Wan Tianqing, Shao Bangjie, Ma Sijie, Zhou Yue, Li Qiao, Chai Yang
Department of Applied Physics, The Hong Kong Polytechnic University, Hong Kong, China.
Shenzhen Research Institute, The Hong Kong Polytechnic University, Shenzhen, China.
Adv Mater. 2023 Sep;35(37):e2203830. doi: 10.1002/adma.202203830. Epub 2022 Jul 9.
The number of sensor nodes in the Internet of Things is growing rapidly, leading to a large volume of data generated at sensory terminals. Frequent data transfer between the sensors and computing units causes severe limitations on the system performance in terms of energy efficiency, speed, and security. To efficiently process a substantial amount of sensory data, a novel computation paradigm that can integrate computing functions into sensor networks should be developed. The in-sensor computing paradigm reduces data transfer and also decreases the high computing complexity by processing data locally.

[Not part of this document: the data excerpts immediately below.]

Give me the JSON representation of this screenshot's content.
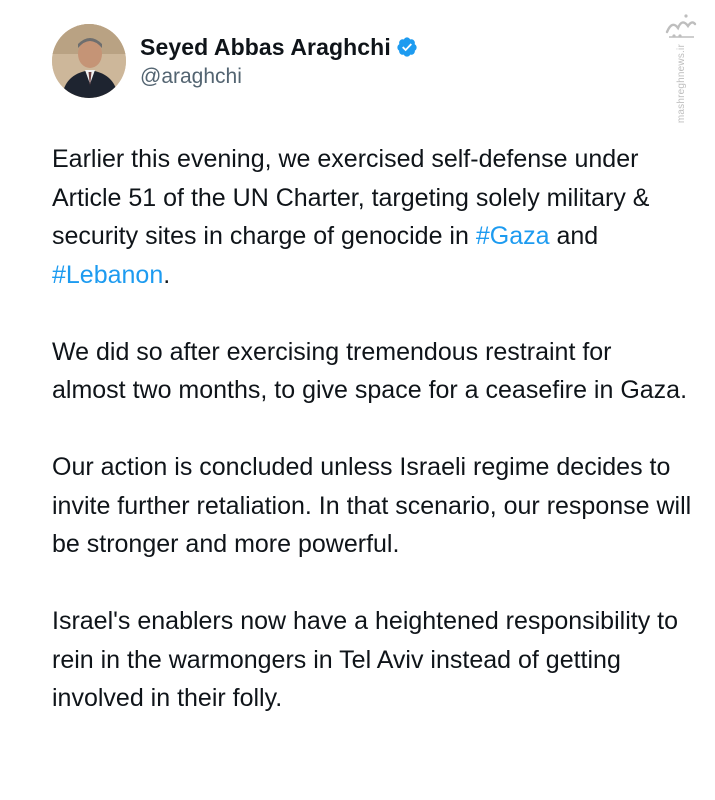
{
  "tweet": {
    "author": {
      "display_name": "Seyed Abbas Araghchi",
      "handle": "@araghchi",
      "verified": true
    },
    "paragraphs": [
      {
        "segments": [
          {
            "text": "Earlier this evening, we exercised self-defense under Article 51 of the UN Charter, targeting solely military & security sites in charge of genocide in ",
            "hashtag": false
          },
          {
            "text": "#Gaza",
            "hashtag": true
          },
          {
            "text": " and ",
            "hashtag": false
          },
          {
            "text": "#Lebanon",
            "hashtag": true
          },
          {
            "text": ".",
            "hashtag": false
          }
        ]
      },
      {
        "segments": [
          {
            "text": "We did so after exercising tremendous restraint for almost two months, to give space for a ceasefire in Gaza.",
            "hashtag": false
          }
        ]
      },
      {
        "segments": [
          {
            "text": "Our action is concluded unless Israeli regime decides to invite further retaliation. In that scenario, our response will be stronger and more powerful.",
            "hashtag": false
          }
        ]
      },
      {
        "segments": [
          {
            "text": "Israel's enablers now have a heightened responsibility to rein in the warmongers in Tel Aviv instead of getting involved in their folly.",
            "hashtag": false
          }
        ]
      }
    ]
  },
  "watermark": {
    "text": "mashreghnews.ir"
  },
  "colors": {
    "hashtag": "#1d9bf0",
    "verified_badge": "#1d9bf0",
    "text": "#0f1419",
    "handle": "#536471"
  },
  "icons": {
    "verified": "verified-badge-icon",
    "watermark": "mashregh-logo-icon"
  }
}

Here, the hardware implementation of the in-sensor computing paradigm at the device and array levels is discussed. The physical mechanisms that lead to unique sensory response characteristics and their corresponding computing functions are illustrated. In particular, bioinspired device characteristics enable the implementation of the functionalities of neuromorphic computation. The integration technology is also discussed and the perspective on the future development of in-sensor computing is provided.
物联网中传感器节点的数量正在迅速增长,导致传感终端产生大量数据。传感器与计算单元之间频繁的数据传输在能源效率、速度和安全性方面对系统性能造成了严重限制。为了高效处理大量传感数据,应开发一种能够将计算功能集成到传感器网络中的新型计算范式。传感器内计算范式减少了数据传输,还通过在本地处理数据降低了高计算复杂度。在此,讨论了传感器内计算范式在器件和阵列层面的硬件实现。阐述了导致独特传感响应特性及其相应计算功能的物理机制。特别地,受生物启发的器件特性使得神经形态计算功能得以实现。还讨论了集成技术,并对传感器内计算的未来发展提供了展望。